Treatment of orthopedic-implant cobaltism is presently empiric and source control is most commonly employed (revision of corroding or worn cobalt-chromium components with ceramic, plastic, or stainless steel or titanium alloy alternatives) for patients with severe toxicity and those with periprosthetic metallosis complications (ARMD) [2,3]. Dietary supplements such as N-acetyl-cysteine, glutathione, and alpha-lipoic-acid that chelate cobalt or ameliorate its metabolic toxicity might be effective for patients with well-functioning arthroplasties (no evidence of periprosthetic complications), mild systemic symptomatology, and minor elevations in blood or urine cobalt-levels [44–47,54]. Determination of optimal treatment strategies will require large prospective studies with quantitation of cobalt levels, cobaltism symptomatology, and end-organ damage before and after treatment.
Conclusion
The Cobaltism-Symptom-Inventory takes five minutes to administer and score and a spot urine-cobalt level is easily obtained at relatively low cost at commercial laboratories (Quest 68 USD). The large at-risk population with cobalt-chromium orthopedic-implants, the treatability of early cobaltism [4,29,30,44,45,54], and the severity and irreversibly of the severe cobaltism [2,3,27], position orthopedic-implant cobaltism as an ideal malady for screening. Over-the-counter N-acetylcysteine appears to be of benefit to cobalturic patients with mild cobaltism [4,29,30,44,45,54]. Patients with severe cobaltism and metallosis mediated periprosthetic tissue damage benefit from revision surgery and delay in diagnosis and remediative surgery may result in irreversible periprosthetic, neurologic and cardiac pathology [2,3]. Clinician awareness that cognitive decline, constitutional deterioration, neurologic or psychiatric disorders, or cardiomyopathy are associated with cobalturia (urine-cobalt ≥ 1 ppb) is important because orthopedic-implant cobaltism is likely common and easily treated if diagnosed in its early stages [2–4,15,29–31,38,40,44,45]. Further implantations of cobalt-chromium orthopedic-implants should be carefully considered given safer and equally efficacious alternative materials including cobalt-free alloys, polyethylenes, and ceramics.
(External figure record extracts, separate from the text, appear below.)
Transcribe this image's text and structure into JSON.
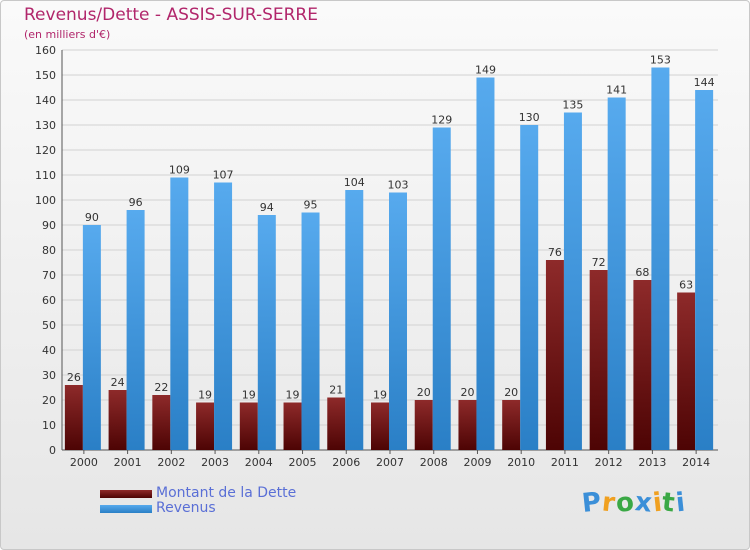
{
  "title": "Revenus/Dette - ASSIS-SUR-SERRE",
  "subtitle": "(en milliers d'€)",
  "chart_data": {
    "type": "bar",
    "categories": [
      "2000",
      "2001",
      "2002",
      "2003",
      "2004",
      "2005",
      "2006",
      "2007",
      "2008",
      "2009",
      "2010",
      "2011",
      "2012",
      "2013",
      "2014"
    ],
    "series": [
      {
        "name": "Montant de la Dette",
        "values": [
          26,
          24,
          22,
          19,
          19,
          19,
          21,
          19,
          20,
          20,
          20,
          76,
          72,
          68,
          63
        ],
        "color": "#7a1a1a"
      },
      {
        "name": "Revenus",
        "values": [
          90,
          96,
          109,
          107,
          94,
          95,
          104,
          103,
          129,
          149,
          130,
          135,
          141,
          153,
          144
        ],
        "color": "#3d97dd"
      }
    ],
    "y_ticks": [
      "0",
      "10",
      "20",
      "30",
      "40",
      "50",
      "60",
      "70",
      "80",
      "90",
      "100",
      "110",
      "120",
      "130",
      "140",
      "150",
      "160"
    ],
    "ylim": [
      0,
      160
    ],
    "grid": "horizontal",
    "legend": "bottom-left"
  },
  "legend": {
    "items": [
      {
        "label": "Montant de la Dette",
        "color": "#6b0f0f"
      },
      {
        "label": "Revenus",
        "color": "#3d97dd"
      }
    ]
  },
  "logo": {
    "letters": [
      "P",
      "r",
      "o",
      "x",
      "i",
      "t",
      "i"
    ],
    "colors": [
      "#3b8fd8",
      "#f0a020",
      "#3aa845",
      "#3b8fd8",
      "#f0a020",
      "#3aa845",
      "#3b8fd8"
    ]
  }
}
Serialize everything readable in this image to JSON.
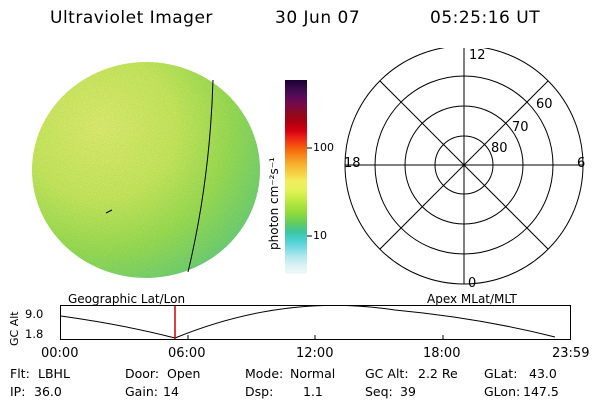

Orthopedic-implant cobaltism appears to be a under recognized toxic progeria. Clinician and public awareness of this entity is important to limit associated morbidity given the benefits of prevention (use of cobalt-free orthopedic-implants), screening (spot urine-cobalt), at-risk population recognition (millions of patients implanted with a cobalt-chromium orthopedic-implants), syndrome recognition (use of the Cobaltism-Symptom-Inventory), and a benign treatment option (OTC N-acetyl-cysteine) for patients with nominal cobalt exposure and symptomatology [44–47]. For patients with severe orthopedic-implant cobaltism source control is required to limit neurologic and cardiovascular morbidity and mortality [2,3].